Moscou mise sur les missiles balistiques pour imposer une guerre d'usure à l'Ukraine
Moscou mise sur les missiles balistiques pour imposer une guerre d'usure à l'Ukraine

Moscou mise sur les missiles balistiques pour imposer une guerre d’usure à l’Ukraine

26.06.2026 10:30
2 min de lecture

La Russie a fait le pari d’une guerre d’usure en utilisant des missiles balistiques Iskander-M et Kinzhal pour détruire systématiquement les maisons, les hôpitaux, les installations énergétiques et les infrastructures civiles dans l’arrière-pays ukrainien, rapporte TopTribune.

Ces armes, qui parcourent rapidement les distances et sont difficiles à intercepter, permettent au Kremlin de frapper en profondeur sur le territoire ukrainien. Moscou les utilise non seulement pour la destruction physique, mais aussi pour exercer une pression psychologique et contraindre Kiev à la capitulation. Les tirs balistiques maintiennent l’initiative russe même lorsque les opérations terrestres n’aboutissent pas.

Une stratégie de terreur par les missiles

Les frappes balistiques visent à terrifier la population civile et à montrer que l’Ukraine ne peut être protégée. Si des systèmes de défense antimissile comme le Patriot américain ou le SAMP/T franco-italien neutralisaient la plupart de ces projectiles, la Russie perdrait un outil asymétrique décisif. Selon les analyses, la fourniture en quantité suffisante d’intercepteurs antimissiles à l’Ukraine constituerait l’un des rares mécanismes de pression indirecte sur Moscou pour l’amener à des négociations de paix.

Un tel renforcement de la défense antimissile ukrainienne placerait le Kremlin face à une alternative coûteuse : poursuivre une guerre d’usure sans capacité de destruction systématique ou accepter un règlement négocié. Les spécialistes soulignent que les livraisons de ces armes défensives ne créent pas de risque d’escalade et ne déstabilisent pas l’économie mondiale, contrairement à d’autres options.

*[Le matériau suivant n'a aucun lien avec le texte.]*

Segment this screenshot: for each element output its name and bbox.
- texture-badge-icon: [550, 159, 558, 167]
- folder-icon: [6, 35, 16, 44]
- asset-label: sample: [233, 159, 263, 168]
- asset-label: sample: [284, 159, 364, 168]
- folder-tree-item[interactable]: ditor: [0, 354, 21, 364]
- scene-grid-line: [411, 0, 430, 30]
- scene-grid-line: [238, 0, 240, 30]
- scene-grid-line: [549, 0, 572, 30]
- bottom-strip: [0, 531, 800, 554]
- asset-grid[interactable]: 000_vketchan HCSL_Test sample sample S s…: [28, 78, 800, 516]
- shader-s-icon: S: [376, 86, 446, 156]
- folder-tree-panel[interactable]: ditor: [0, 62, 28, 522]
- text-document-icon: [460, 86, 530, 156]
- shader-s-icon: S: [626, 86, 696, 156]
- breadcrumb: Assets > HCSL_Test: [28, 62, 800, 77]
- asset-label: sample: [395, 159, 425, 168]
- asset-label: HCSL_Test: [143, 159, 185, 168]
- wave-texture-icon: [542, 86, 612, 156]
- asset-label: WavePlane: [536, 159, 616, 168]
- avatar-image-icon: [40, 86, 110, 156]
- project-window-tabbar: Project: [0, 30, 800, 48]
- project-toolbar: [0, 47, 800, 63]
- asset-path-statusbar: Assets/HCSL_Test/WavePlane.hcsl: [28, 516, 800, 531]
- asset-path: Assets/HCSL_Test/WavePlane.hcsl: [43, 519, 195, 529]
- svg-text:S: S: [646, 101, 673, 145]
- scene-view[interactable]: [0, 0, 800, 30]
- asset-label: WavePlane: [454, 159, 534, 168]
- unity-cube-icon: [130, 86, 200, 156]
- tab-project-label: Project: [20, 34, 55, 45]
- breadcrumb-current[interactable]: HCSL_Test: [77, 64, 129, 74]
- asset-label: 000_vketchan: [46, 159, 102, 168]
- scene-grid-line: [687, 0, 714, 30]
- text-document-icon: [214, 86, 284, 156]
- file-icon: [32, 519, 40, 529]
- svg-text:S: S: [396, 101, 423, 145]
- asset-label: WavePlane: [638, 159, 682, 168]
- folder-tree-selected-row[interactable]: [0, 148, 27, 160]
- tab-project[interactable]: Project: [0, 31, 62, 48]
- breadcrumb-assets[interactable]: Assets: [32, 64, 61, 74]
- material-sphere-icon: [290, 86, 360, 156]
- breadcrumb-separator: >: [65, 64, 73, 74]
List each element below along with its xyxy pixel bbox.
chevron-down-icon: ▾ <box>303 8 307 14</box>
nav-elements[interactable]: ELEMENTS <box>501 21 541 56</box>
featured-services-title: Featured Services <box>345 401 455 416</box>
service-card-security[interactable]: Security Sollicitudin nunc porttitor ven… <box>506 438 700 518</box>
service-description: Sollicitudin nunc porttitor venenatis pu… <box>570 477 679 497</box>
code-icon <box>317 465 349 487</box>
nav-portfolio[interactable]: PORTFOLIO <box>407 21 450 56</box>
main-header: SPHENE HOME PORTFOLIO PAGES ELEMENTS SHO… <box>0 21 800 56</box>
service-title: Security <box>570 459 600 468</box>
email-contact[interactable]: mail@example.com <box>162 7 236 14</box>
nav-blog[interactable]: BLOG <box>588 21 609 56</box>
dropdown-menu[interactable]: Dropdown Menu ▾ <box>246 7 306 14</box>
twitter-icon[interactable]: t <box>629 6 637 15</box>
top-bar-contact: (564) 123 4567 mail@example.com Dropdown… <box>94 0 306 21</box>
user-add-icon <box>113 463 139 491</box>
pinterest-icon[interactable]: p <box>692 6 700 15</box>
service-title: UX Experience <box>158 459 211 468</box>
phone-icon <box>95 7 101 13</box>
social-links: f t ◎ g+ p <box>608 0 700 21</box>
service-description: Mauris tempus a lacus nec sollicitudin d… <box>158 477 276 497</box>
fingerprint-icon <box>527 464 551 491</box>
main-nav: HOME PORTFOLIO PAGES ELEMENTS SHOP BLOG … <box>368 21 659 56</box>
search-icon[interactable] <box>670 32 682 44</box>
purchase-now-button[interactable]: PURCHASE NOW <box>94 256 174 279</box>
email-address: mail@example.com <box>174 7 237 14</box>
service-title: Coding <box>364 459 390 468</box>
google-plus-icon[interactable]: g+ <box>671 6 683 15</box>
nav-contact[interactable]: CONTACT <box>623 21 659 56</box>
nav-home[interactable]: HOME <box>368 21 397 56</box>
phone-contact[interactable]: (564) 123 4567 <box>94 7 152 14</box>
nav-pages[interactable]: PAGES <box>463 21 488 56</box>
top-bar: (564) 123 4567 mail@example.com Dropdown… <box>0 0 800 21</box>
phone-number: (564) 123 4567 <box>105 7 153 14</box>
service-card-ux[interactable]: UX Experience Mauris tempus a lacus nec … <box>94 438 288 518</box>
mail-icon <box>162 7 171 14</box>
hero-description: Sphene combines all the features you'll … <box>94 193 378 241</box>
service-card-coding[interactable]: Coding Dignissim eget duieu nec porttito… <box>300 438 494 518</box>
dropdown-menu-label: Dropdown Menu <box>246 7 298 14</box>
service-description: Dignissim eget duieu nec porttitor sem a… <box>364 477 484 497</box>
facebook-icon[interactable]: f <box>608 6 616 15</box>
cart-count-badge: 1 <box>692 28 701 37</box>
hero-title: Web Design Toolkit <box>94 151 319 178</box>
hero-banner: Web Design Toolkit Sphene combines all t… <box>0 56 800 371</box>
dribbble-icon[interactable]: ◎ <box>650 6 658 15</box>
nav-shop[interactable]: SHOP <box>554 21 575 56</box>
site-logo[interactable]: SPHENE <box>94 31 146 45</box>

La réponse européenne et les conditions de négociation

Pour les pays du flanc est de l’OTAN comme la Pologne et la Roumanie, les missiles balistiques russes non interceptés au-dessus de l’Ukraine occidentale et méridionale constituent une menace directe. Protéger le ciel ukrainien est donc une nécessité pour que l’Europe sécurise ses propres infrastructures frontalières et la vie de ses citoyens, car il est moins coûteux et plus sûr d’abattre ces projectiles au-dessus de l’Ukraine.

Début juin, la troïka européenne (Royaume-Uni, France, Allemagne) et l’Ukraine ont insisté sur la nécessité d’accroître la production d’intercepteurs et de développer des capacités de défense communes. Ils ont également défini une position commune pour d’éventuelles négociations avec la Russie, reposant sur cinq conditions : un cessez-le-feu, l’inviolabilité des frontières internationales, des garanties de sécurité pour l’Ukraine, le gel des avoirs russes jusqu’à la fin de la guerre, et la prise en compte des intérêts de sécurité de l’Europe.

Les discussions avec Moscou ne deviendront possibles que lorsque le Kremlin n’aura plus d’illusions sur une victoire militaire. Pour modifier le rapport de forces sur le champ de bataille, des investissements massifs sont nécessaires, tant pour protéger les villes ukrainiennes des attaques de missiles et de drones que pour permettre des frappes en profondeur en Russie.